To minimize the risk of passing herpes virus to the baby, you must ensure that there are no outbreaks during the time of delivery. Follow proper treatment and medications that will slow down the frequency of outbreak of the blisters. Hence, vaginal delivery is only advised for those women who are safe from the herpes outbreaks in the vagina. Whereas, in other cases, doctors carry out the C- section (cesarean section) to deliver a baby. C-section greatly reduces the chances of the baby coming in contact with herpes infection.
Factoid: The risks of complications in the delivery are dangerously high when the expecting mother catches herpes in the third trimester.
Apart from pregnancy, herpes also causes other health complications that you should be aware of.
Other health complications caused by Herpes are as follows:
- Inflammation of the brain membranes and spinal cord
- Swelling in the urinary bladder
- Higher chances of contracting AIDS
- Infected newborns can have damaged eyes and brain
- Inflammation on the lining of the rectum
Precautionary steps to follow:
- Avoid having sex when you are experiencing the herpes outbreaks
- Abstain from having unprotected sex. Use condoms, as they drastically reduce the chances of sexually transmitted infections.
- You must inform your partner if you have genital herpes.

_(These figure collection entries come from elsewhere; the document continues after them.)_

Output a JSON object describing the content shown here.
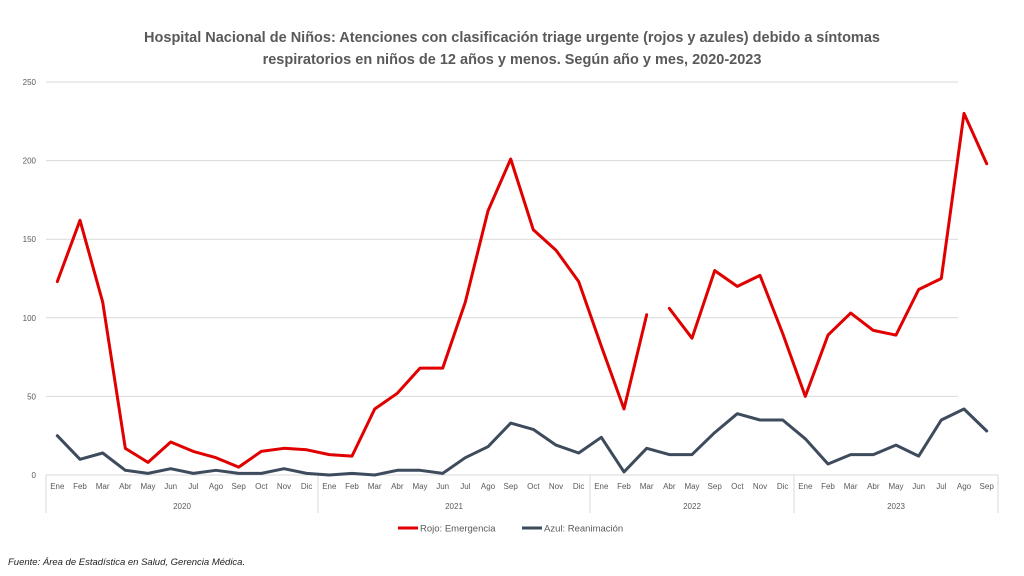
{
  "title_line1": "Hospital Nacional de Niños: Atenciones con clasificación triage urgente (rojos y azules) debido a síntomas",
  "title_line2": "respiratorios  en niños de 12 años y menos. Según año y mes, 2020-2023",
  "source": "Fuente: Área de Estadística en Salud, Gerencia Médica.",
  "chart_data": {
    "type": "line",
    "title": "Hospital Nacional de Niños: Atenciones con clasificación triage urgente (rojos y azules) debido a síntomas respiratorios en niños de 12 años y menos. Según año y mes, 2020-2023",
    "xlabel": "",
    "ylabel": "",
    "ylim": [
      0,
      250
    ],
    "yticks": [
      0,
      50,
      100,
      150,
      200,
      250
    ],
    "grid": true,
    "legend_position": "bottom",
    "year_groups": [
      {
        "year": "2020",
        "months": [
          "Ene",
          "Feb",
          "Mar",
          "Abr",
          "May",
          "Jun",
          "Jul",
          "Ago",
          "Sep",
          "Oct",
          "Nov",
          "Dic"
        ]
      },
      {
        "year": "2021",
        "months": [
          "Ene",
          "Feb",
          "Mar",
          "Abr",
          "May",
          "Jun",
          "Jul",
          "Ago",
          "Sep",
          "Oct",
          "Nov",
          "Dic"
        ]
      },
      {
        "year": "2022",
        "months": [
          "Ene",
          "Feb",
          "Mar",
          "Abr",
          "May",
          "Sep",
          "Oct",
          "Nov",
          "Dic"
        ]
      },
      {
        "year": "2023",
        "months": [
          "Ene",
          "Feb",
          "Mar",
          "Abr",
          "May",
          "Jun",
          "Jul",
          "Ago",
          "Sep"
        ]
      }
    ],
    "series": [
      {
        "name": "Rojo: Emergencia",
        "color": "#e00000",
        "values": [
          123,
          162,
          110,
          17,
          8,
          21,
          15,
          11,
          5,
          15,
          17,
          16,
          13,
          12,
          42,
          52,
          68,
          68,
          110,
          168,
          201,
          156,
          143,
          123,
          82,
          42,
          102,
          106,
          87,
          130,
          120,
          127,
          90,
          50,
          89,
          103,
          92,
          89,
          118,
          125,
          230,
          198
        ],
        "gap_after_index": [
          26
        ]
      },
      {
        "name": "Azul: Reanimación",
        "color": "#3d4b5c",
        "values": [
          25,
          10,
          14,
          3,
          1,
          4,
          1,
          3,
          1,
          1,
          4,
          1,
          0,
          1,
          0,
          3,
          3,
          1,
          11,
          18,
          33,
          29,
          19,
          14,
          24,
          2,
          17,
          13,
          13,
          27,
          39,
          35,
          35,
          23,
          7,
          13,
          13,
          19,
          12,
          35,
          42,
          28
        ],
        "gap_after_index": []
      }
    ]
  }
}
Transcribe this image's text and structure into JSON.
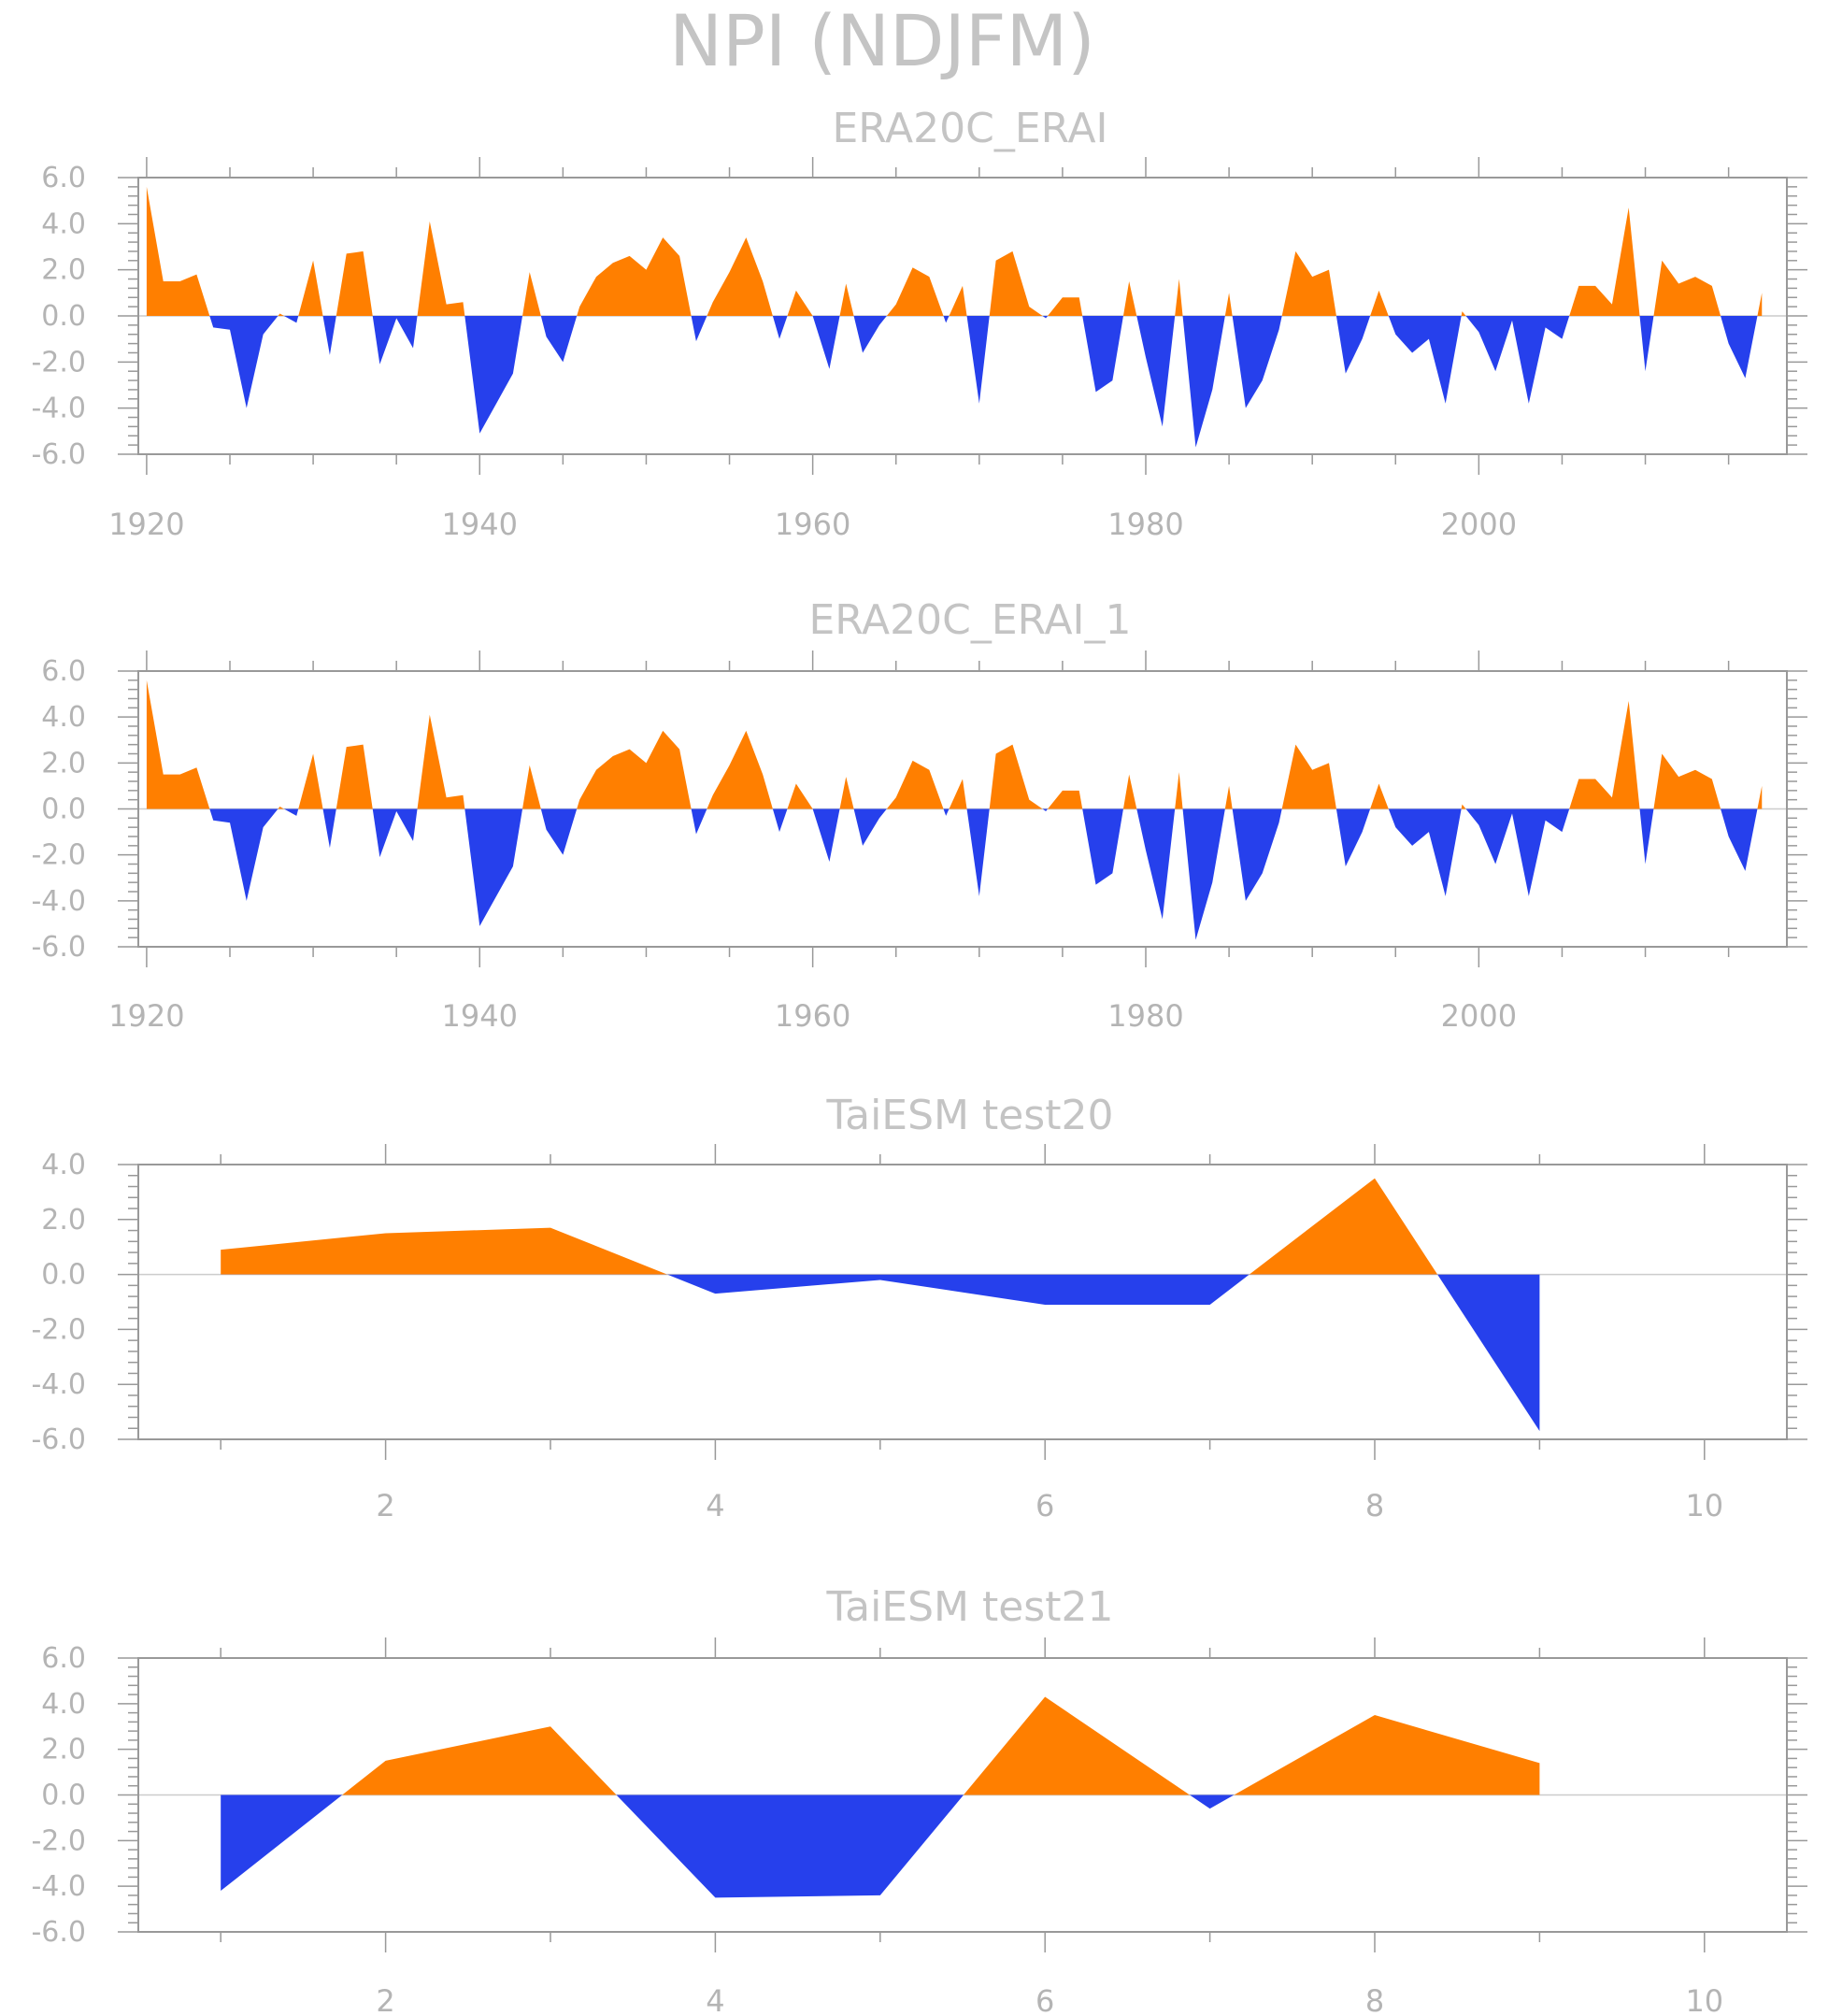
{
  "title": "NPI (NDJFM)",
  "colors": {
    "positive": "#ff7f00",
    "negative": "#2640ec",
    "axis": "#999999",
    "zero_line": "#cccccc",
    "text": "#b4b4b4"
  },
  "chart_data": [
    {
      "type": "area",
      "title": "ERA20C_ERAI",
      "xlim": [
        1919.5,
        2018.5
      ],
      "ylim": [
        -6,
        6
      ],
      "xticks": [
        1920,
        1940,
        1960,
        1980,
        2000
      ],
      "xtick_labels": [
        "1920",
        "1940",
        "1960",
        "1980",
        "2000"
      ],
      "yticks": [
        -6,
        -4,
        -2,
        0,
        2,
        4,
        6
      ],
      "ytick_labels": [
        "-6.0",
        "-4.0",
        "-2.0",
        "0.0",
        "2.0",
        "4.0",
        "6.0"
      ],
      "fill": "above zero orange, below zero blue",
      "x": [
        1920,
        1921,
        1922,
        1923,
        1924,
        1925,
        1926,
        1927,
        1928,
        1929,
        1930,
        1931,
        1932,
        1933,
        1934,
        1935,
        1936,
        1937,
        1938,
        1939,
        1940,
        1941,
        1942,
        1943,
        1944,
        1945,
        1946,
        1947,
        1948,
        1949,
        1950,
        1951,
        1952,
        1953,
        1954,
        1955,
        1956,
        1957,
        1958,
        1959,
        1960,
        1961,
        1962,
        1963,
        1964,
        1965,
        1966,
        1967,
        1968,
        1969,
        1970,
        1971,
        1972,
        1973,
        1974,
        1975,
        1976,
        1977,
        1978,
        1979,
        1980,
        1981,
        1982,
        1983,
        1984,
        1985,
        1986,
        1987,
        1988,
        1989,
        1990,
        1991,
        1992,
        1993,
        1994,
        1995,
        1996,
        1997,
        1998,
        1999,
        2000,
        2001,
        2002,
        2003,
        2004,
        2005,
        2006,
        2007,
        2008,
        2009,
        2010,
        2011,
        2012,
        2013,
        2014,
        2015,
        2016,
        2017
      ],
      "values": [
        5.6,
        1.5,
        1.5,
        1.8,
        -0.5,
        -0.6,
        -4.0,
        -0.8,
        0.1,
        -0.3,
        2.4,
        -1.7,
        2.7,
        2.8,
        -2.1,
        -0.1,
        -1.4,
        4.1,
        0.5,
        0.6,
        -5.1,
        -3.8,
        -2.5,
        1.9,
        -0.9,
        -2.0,
        0.4,
        1.7,
        2.3,
        2.6,
        2.0,
        3.4,
        2.6,
        -1.1,
        0.6,
        1.9,
        3.4,
        1.5,
        -1.0,
        1.1,
        0.0,
        -2.3,
        1.4,
        -1.6,
        -0.4,
        0.5,
        2.1,
        1.7,
        -0.3,
        1.3,
        -3.8,
        2.4,
        2.8,
        0.4,
        -0.1,
        0.8,
        0.8,
        -3.3,
        -2.8,
        1.5,
        -1.8,
        -4.8,
        1.6,
        -5.7,
        -3.2,
        1.0,
        -4.0,
        -2.8,
        -0.6,
        2.8,
        1.7,
        2.0,
        -2.5,
        -1.0,
        1.1,
        -0.8,
        -1.6,
        -1.0,
        -3.8,
        0.2,
        -0.7,
        -2.4,
        -0.2,
        -3.8,
        -0.5,
        -1.0,
        1.3,
        1.3,
        0.5,
        4.7,
        -2.4,
        2.4,
        1.4,
        1.7,
        1.3,
        -1.2,
        -2.7,
        1.0
      ]
    },
    {
      "type": "area",
      "title": "ERA20C_ERAI_1",
      "xlim": [
        1919.5,
        2018.5
      ],
      "ylim": [
        -6,
        6
      ],
      "xticks": [
        1920,
        1940,
        1960,
        1980,
        2000
      ],
      "xtick_labels": [
        "1920",
        "1940",
        "1960",
        "1980",
        "2000"
      ],
      "yticks": [
        -6,
        -4,
        -2,
        0,
        2,
        4,
        6
      ],
      "ytick_labels": [
        "-6.0",
        "-4.0",
        "-2.0",
        "0.0",
        "2.0",
        "4.0",
        "6.0"
      ],
      "fill": "above zero orange, below zero blue",
      "x": [
        1920,
        1921,
        1922,
        1923,
        1924,
        1925,
        1926,
        1927,
        1928,
        1929,
        1930,
        1931,
        1932,
        1933,
        1934,
        1935,
        1936,
        1937,
        1938,
        1939,
        1940,
        1941,
        1942,
        1943,
        1944,
        1945,
        1946,
        1947,
        1948,
        1949,
        1950,
        1951,
        1952,
        1953,
        1954,
        1955,
        1956,
        1957,
        1958,
        1959,
        1960,
        1961,
        1962,
        1963,
        1964,
        1965,
        1966,
        1967,
        1968,
        1969,
        1970,
        1971,
        1972,
        1973,
        1974,
        1975,
        1976,
        1977,
        1978,
        1979,
        1980,
        1981,
        1982,
        1983,
        1984,
        1985,
        1986,
        1987,
        1988,
        1989,
        1990,
        1991,
        1992,
        1993,
        1994,
        1995,
        1996,
        1997,
        1998,
        1999,
        2000,
        2001,
        2002,
        2003,
        2004,
        2005,
        2006,
        2007,
        2008,
        2009,
        2010,
        2011,
        2012,
        2013,
        2014,
        2015,
        2016,
        2017
      ],
      "values": [
        5.6,
        1.5,
        1.5,
        1.8,
        -0.5,
        -0.6,
        -4.0,
        -0.8,
        0.1,
        -0.3,
        2.4,
        -1.7,
        2.7,
        2.8,
        -2.1,
        -0.1,
        -1.4,
        4.1,
        0.5,
        0.6,
        -5.1,
        -3.8,
        -2.5,
        1.9,
        -0.9,
        -2.0,
        0.4,
        1.7,
        2.3,
        2.6,
        2.0,
        3.4,
        2.6,
        -1.1,
        0.6,
        1.9,
        3.4,
        1.5,
        -1.0,
        1.1,
        0.0,
        -2.3,
        1.4,
        -1.6,
        -0.4,
        0.5,
        2.1,
        1.7,
        -0.3,
        1.3,
        -3.8,
        2.4,
        2.8,
        0.4,
        -0.1,
        0.8,
        0.8,
        -3.3,
        -2.8,
        1.5,
        -1.8,
        -4.8,
        1.6,
        -5.7,
        -3.2,
        1.0,
        -4.0,
        -2.8,
        -0.6,
        2.8,
        1.7,
        2.0,
        -2.5,
        -1.0,
        1.1,
        -0.8,
        -1.6,
        -1.0,
        -3.8,
        0.2,
        -0.7,
        -2.4,
        -0.2,
        -3.8,
        -0.5,
        -1.0,
        1.3,
        1.3,
        0.5,
        4.7,
        -2.4,
        2.4,
        1.4,
        1.7,
        1.3,
        -1.2,
        -2.7,
        1.0
      ]
    },
    {
      "type": "area",
      "title": "TaiESM test20",
      "xlim": [
        0.5,
        10.5
      ],
      "ylim": [
        -6,
        4
      ],
      "xticks": [
        2,
        4,
        6,
        8,
        10
      ],
      "xtick_labels": [
        "2",
        "4",
        "6",
        "8",
        "10"
      ],
      "yticks": [
        -6,
        -4,
        -2,
        0,
        2,
        4
      ],
      "ytick_labels": [
        "-6.0",
        "-4.0",
        "-2.0",
        "0.0",
        "2.0",
        "4.0"
      ],
      "fill": "above zero orange, below zero blue",
      "x": [
        1,
        2,
        3,
        4,
        5,
        6,
        7,
        8,
        9
      ],
      "values": [
        0.9,
        1.5,
        1.7,
        -0.7,
        -0.2,
        -1.1,
        -1.1,
        3.5,
        -5.7
      ]
    },
    {
      "type": "area",
      "title": "TaiESM test21",
      "xlim": [
        0.5,
        10.5
      ],
      "ylim": [
        -6,
        6
      ],
      "xticks": [
        2,
        4,
        6,
        8,
        10
      ],
      "xtick_labels": [
        "2",
        "4",
        "6",
        "8",
        "10"
      ],
      "yticks": [
        -6,
        -4,
        -2,
        0,
        2,
        4,
        6
      ],
      "ytick_labels": [
        "-6.0",
        "-4.0",
        "-2.0",
        "0.0",
        "2.0",
        "4.0",
        "6.0"
      ],
      "fill": "above zero orange, below zero blue",
      "x": [
        1,
        2,
        3,
        4,
        5,
        6,
        7,
        8,
        9
      ],
      "values": [
        -4.2,
        1.5,
        3.0,
        -4.5,
        -4.4,
        4.3,
        -0.6,
        3.5,
        1.4
      ]
    }
  ]
}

- Immediately seek medical attention if you or your partner experience the symptoms of herpes.
- If you or your partner is infected, then avoid skin contact.
- Get timely and proper medical check-ups, especially before and after conceiving.
- Take prescribed antiviral medicine, if diagnosed with herpes during pregnancy.
Keep these precautions in mind to be either safe from herpes or prevent it from spreading.